The focal point of this dissertation sits at the intersection of patient-reported outcome measures (PROMs) and artificial intelligence (AI). I have selected this intersection because it seems to indicate an inflection point in how testimony (speaking or authenticating oneself), and analysis (extracting features and patterns to produce representations) will either reinforce or cancel each other.
While the consequences of this are far-reaching, I will concentrate here on applications to patient-centered healthcare. I will take many walks outside to clear my head and enjoy the surroundings, following a peripatetic method characterized by Rosi Braidotti as the figuration of a nomadic subject, “a politically informed account of [...] alternative subjectivity. [...] A style of thinking, occasionally autobiographical, which may at times strike the readers as [...] stream-of-consciousness.”
Rough answers to the preceding questions (the crises of representation) may be found in patient-reported outcome measures as validated instruments, tools by which inner experience becomes empirical evidence, with minimal mediation. For AI, the questions may be considered together with the mechanics of latent space, compressed representations that provide insight into how data are related, their patterns and features, implicit or explicit.
The explanation of life seems to be its melody
Before the Dante quote and just after the chapter heading (“Action”) Arendt put a brief epigraph from the Danish author Isak Dinesen:
All sorrows can be borne if you put them into a story or tell a story about them.
In part because I want to know what “all sorrows” means exactly I trace the source of this quotation to a 1957 New York TImes interview where I find Dinesen continues:
To me, the explanation of life seems to be its melody, its pattern.
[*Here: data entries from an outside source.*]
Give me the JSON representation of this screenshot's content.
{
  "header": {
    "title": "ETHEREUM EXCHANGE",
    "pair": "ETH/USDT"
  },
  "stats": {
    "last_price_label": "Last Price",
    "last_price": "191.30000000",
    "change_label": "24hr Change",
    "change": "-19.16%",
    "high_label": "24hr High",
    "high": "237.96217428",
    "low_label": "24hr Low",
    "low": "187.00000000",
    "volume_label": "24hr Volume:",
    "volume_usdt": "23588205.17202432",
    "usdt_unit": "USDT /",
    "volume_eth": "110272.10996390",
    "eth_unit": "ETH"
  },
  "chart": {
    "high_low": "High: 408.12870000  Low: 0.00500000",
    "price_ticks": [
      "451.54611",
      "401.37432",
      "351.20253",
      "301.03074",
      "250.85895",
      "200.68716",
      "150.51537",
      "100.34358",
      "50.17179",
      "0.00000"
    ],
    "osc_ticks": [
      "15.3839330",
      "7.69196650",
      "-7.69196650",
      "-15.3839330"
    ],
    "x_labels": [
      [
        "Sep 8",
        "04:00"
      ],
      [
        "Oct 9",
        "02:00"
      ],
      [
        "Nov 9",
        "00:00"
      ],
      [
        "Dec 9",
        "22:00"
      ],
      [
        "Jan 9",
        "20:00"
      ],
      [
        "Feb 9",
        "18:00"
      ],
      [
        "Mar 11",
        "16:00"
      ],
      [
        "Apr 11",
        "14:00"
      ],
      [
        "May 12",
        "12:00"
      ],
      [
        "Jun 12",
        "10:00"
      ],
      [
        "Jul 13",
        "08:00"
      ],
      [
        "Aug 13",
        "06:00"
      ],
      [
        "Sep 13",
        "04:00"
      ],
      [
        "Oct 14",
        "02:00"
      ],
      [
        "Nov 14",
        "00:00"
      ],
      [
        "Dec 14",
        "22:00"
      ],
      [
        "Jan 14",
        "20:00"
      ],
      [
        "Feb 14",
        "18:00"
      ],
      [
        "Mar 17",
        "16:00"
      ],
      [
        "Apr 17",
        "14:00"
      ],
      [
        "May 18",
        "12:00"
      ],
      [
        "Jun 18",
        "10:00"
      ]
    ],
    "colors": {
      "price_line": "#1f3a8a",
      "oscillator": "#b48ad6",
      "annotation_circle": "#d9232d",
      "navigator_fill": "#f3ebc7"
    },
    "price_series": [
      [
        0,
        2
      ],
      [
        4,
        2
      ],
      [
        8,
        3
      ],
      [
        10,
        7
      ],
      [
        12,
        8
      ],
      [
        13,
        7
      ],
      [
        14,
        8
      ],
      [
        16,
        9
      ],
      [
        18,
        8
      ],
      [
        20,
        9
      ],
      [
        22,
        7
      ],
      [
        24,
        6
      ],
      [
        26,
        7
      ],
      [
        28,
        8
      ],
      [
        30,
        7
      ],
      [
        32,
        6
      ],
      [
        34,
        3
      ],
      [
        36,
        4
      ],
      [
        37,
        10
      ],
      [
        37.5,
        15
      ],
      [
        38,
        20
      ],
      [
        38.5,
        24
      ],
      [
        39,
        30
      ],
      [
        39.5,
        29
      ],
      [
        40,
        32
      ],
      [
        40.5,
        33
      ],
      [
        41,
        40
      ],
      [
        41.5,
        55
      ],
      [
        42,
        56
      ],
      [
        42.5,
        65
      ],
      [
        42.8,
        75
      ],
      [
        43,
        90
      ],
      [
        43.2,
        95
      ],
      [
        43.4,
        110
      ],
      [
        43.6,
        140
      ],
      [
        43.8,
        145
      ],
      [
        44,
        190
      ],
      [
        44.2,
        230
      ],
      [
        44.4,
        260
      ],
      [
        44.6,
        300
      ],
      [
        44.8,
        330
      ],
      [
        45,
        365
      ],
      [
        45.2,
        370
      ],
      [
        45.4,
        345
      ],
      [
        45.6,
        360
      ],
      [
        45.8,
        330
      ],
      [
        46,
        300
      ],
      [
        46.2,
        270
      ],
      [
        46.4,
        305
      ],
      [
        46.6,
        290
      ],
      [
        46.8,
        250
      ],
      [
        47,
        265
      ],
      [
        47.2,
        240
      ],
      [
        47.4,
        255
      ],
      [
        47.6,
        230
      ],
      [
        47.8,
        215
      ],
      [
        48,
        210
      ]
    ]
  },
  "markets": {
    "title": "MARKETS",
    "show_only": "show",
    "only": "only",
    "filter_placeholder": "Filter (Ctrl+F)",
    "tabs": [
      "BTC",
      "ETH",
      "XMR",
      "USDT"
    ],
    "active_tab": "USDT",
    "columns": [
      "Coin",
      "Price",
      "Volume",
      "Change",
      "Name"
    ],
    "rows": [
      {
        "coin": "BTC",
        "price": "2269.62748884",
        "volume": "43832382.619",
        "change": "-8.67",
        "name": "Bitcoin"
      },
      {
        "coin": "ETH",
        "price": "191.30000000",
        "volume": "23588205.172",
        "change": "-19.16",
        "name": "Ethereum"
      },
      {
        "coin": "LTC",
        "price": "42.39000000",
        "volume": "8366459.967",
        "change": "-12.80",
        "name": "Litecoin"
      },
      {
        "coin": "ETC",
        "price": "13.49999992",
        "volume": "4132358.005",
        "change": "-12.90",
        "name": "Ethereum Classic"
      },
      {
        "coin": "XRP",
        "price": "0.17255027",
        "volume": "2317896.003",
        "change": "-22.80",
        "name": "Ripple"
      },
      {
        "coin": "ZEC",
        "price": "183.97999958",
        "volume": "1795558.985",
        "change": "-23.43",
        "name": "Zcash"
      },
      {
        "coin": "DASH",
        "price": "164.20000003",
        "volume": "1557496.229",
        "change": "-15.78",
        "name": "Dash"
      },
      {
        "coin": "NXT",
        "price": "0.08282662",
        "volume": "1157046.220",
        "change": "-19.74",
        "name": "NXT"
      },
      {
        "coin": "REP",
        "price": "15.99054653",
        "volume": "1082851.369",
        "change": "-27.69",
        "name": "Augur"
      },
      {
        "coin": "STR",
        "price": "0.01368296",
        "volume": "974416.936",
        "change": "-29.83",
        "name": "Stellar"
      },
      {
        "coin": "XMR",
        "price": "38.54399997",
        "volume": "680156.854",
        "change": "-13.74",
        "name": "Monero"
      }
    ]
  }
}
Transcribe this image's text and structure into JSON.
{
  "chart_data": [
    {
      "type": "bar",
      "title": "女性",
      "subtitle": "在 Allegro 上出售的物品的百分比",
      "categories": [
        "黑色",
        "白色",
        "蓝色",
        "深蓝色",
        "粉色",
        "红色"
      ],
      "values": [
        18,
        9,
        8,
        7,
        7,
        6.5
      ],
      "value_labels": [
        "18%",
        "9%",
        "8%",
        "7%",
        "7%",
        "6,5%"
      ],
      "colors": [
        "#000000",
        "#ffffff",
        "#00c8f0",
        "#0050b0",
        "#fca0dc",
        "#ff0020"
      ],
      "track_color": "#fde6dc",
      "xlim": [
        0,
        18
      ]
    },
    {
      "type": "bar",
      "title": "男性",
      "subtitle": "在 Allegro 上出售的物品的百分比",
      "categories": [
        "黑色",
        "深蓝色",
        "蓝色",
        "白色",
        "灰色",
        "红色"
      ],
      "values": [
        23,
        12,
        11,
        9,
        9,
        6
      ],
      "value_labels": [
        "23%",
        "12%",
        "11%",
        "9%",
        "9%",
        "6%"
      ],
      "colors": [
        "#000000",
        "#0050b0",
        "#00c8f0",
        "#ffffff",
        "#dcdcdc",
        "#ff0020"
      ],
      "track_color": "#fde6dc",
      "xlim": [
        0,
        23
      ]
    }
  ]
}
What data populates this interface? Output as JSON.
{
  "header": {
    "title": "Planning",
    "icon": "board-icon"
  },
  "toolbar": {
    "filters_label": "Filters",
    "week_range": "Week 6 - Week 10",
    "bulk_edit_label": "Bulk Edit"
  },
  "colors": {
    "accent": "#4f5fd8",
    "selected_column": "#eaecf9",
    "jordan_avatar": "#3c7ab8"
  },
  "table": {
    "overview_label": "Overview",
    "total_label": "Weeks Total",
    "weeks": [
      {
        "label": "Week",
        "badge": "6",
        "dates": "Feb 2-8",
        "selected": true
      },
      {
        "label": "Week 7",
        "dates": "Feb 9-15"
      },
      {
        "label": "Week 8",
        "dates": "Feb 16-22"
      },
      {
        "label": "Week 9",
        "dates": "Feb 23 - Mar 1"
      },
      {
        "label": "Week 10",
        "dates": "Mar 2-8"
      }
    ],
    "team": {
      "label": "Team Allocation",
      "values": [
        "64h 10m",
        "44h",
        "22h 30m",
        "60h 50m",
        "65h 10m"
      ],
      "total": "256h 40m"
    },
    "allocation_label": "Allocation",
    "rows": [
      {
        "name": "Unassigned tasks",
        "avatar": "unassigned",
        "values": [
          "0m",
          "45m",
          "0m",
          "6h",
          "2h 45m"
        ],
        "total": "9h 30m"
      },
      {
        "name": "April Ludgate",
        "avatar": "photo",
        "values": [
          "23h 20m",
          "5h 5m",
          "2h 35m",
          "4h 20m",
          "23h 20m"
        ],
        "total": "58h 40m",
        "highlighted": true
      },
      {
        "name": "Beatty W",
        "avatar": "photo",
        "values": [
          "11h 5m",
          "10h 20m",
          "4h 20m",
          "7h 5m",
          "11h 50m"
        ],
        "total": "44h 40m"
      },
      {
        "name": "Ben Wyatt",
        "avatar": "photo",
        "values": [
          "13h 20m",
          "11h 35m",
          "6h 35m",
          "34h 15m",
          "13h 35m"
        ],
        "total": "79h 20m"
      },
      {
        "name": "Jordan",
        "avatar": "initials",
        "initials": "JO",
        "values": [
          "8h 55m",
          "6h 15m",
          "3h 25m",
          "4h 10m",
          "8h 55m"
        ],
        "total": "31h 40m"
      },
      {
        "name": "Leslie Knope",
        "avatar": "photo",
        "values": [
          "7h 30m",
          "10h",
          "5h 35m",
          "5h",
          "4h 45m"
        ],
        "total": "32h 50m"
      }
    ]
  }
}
And I feel in life such an infinite, truly inconceivable fantasy.
Melody is not a metaphor, it is a guide. “All melody is a series of attitudes,” Suzanne Langer wrote, fifteen years before Dinesen’s interview took place.
Thoughts and emotions are not represented by melody, but are carried along, in what Langer names “a connotative relationship between music and subjective experience, a certain similarity of logical form.” One is not the model of the other, there is no possibility of direct translation. And yet the sensation is there, to be analyzed.